My homeschooled children take weekly math classes with a gifted teacher who has been teaching math to kids for more than 30 years from her cozy city home. After receiving undergraduate and graduate degrees in mathematics from the Massachusetts Institute of Technology (MIT), she decided that offering math tutoring and enrichment classes would enable her to pursue her passion for math, while giving her the freedom and flexibility to raise her three daughters.
Today, both her homeschool math classes and her after-school classes frequently have waiting lists, and she has been visited recently by the folks at Khan Academy and other innovative education platforms who are interested in her unique approach of teaching math to young children through games, play, and hands-on manipulatives.
This inspirational math teacher, with stellar academic credentials from one of the top universities in the world and decades of teaching experience, would not be eligible to teach children in most government schools. This should cause any parent, or taxpayer, to pause.
Lacking the proper teaching licensure, many knowledgeable and experienced individuals are prohibited from public school teaching. Some states offer alternative pathways to teaching licensure, fast-tracking the teaching licensing requirements of professionals in certain subject areas, such as math and science where there is often a shortage of skilled teachers. But for many highly-qualified individuals who are experts in their fields, teaching in government schools is not a possibility.
Some lawmakers find this reality to be problematic and are seeking to make changes. Arizona Governor, Doug Ducey, recently approved legislation that will allow individuals without a traditional school-teaching background to be hired by public schools as long as they have a minimum of five years of experience in their field.
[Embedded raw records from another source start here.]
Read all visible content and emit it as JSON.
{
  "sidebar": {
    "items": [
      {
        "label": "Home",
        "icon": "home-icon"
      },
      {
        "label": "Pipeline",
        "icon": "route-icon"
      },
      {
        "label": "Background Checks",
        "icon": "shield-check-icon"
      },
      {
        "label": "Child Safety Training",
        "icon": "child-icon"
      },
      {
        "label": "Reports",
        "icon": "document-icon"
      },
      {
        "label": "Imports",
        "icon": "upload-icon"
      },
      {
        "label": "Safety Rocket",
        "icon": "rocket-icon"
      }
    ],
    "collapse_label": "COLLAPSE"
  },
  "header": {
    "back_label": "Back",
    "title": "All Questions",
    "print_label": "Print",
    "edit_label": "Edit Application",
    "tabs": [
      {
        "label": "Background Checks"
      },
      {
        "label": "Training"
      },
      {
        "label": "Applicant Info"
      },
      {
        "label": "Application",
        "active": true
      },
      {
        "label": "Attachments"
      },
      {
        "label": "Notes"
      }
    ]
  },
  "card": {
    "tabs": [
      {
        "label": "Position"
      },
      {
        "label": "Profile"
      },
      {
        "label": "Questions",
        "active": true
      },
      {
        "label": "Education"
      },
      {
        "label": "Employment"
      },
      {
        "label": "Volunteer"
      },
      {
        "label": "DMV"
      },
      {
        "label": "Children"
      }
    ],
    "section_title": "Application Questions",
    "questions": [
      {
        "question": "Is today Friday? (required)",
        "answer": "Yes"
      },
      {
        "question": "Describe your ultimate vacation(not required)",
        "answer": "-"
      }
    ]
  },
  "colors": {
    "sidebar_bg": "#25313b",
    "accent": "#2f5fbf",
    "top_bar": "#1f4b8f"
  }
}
Previously Arizona, like several other states, allowed non-certified teachers in math and science fields to by-pass traditional certification requirements; but this new law allows experienced individuals in all subject areas the opportunity to teach in public schools. In an article this week criticizing Arizona’s new law, Valerie Strauss of The Washington Post writes:
“The Arizona law is part of a disturbing trend nationwide to allow teachers without certification or even any teacher preparation to be hired and put immediately to work in the classroom in large part to help close persistent teacher shortages. It plays into a misconception that anyone can teach if they know a particular subject and that it is not really necessary to first learn about curriculum, classroom management and instruction.”
The idea that teachers must be trained to teach—rather than being subject-matter experts in their field eager to share their knowledge with others—dates back to the early days of American compulsory schooling.
In the mid-19th century, as compulsory schooling statutes mandating attendance under a legal threat of force spread across the nation, teacher training schools–then called “normal schools”–were implemented to supply teachers for the new common schools. Over the last century, normal schools have evolved into conventional teacher training colleges that certify individuals–who often have no real-life experience in their field–to teach in government schools.
In his 1991 teaching resignation letter, published by The Wall Street Journal, former New York State Teacher of the Year, John Taylor Gatto wrote:
“There isn’t a right way to become educated; there are as many ways as fingerprints. We don’t need state-certified teachers to make education happen–that probably guarantees it won’t…We don’t need a national curriculum or national testing either. Both initiatives arise from ignorance of how people learn or deliberate indifference to it.”
Perhaps the Arizona lawmakers are on to something: inject schooling with passionate individuals who are skilled in their respective fields and enthusiastic about teaching kids. Great teachers are everywhere among us.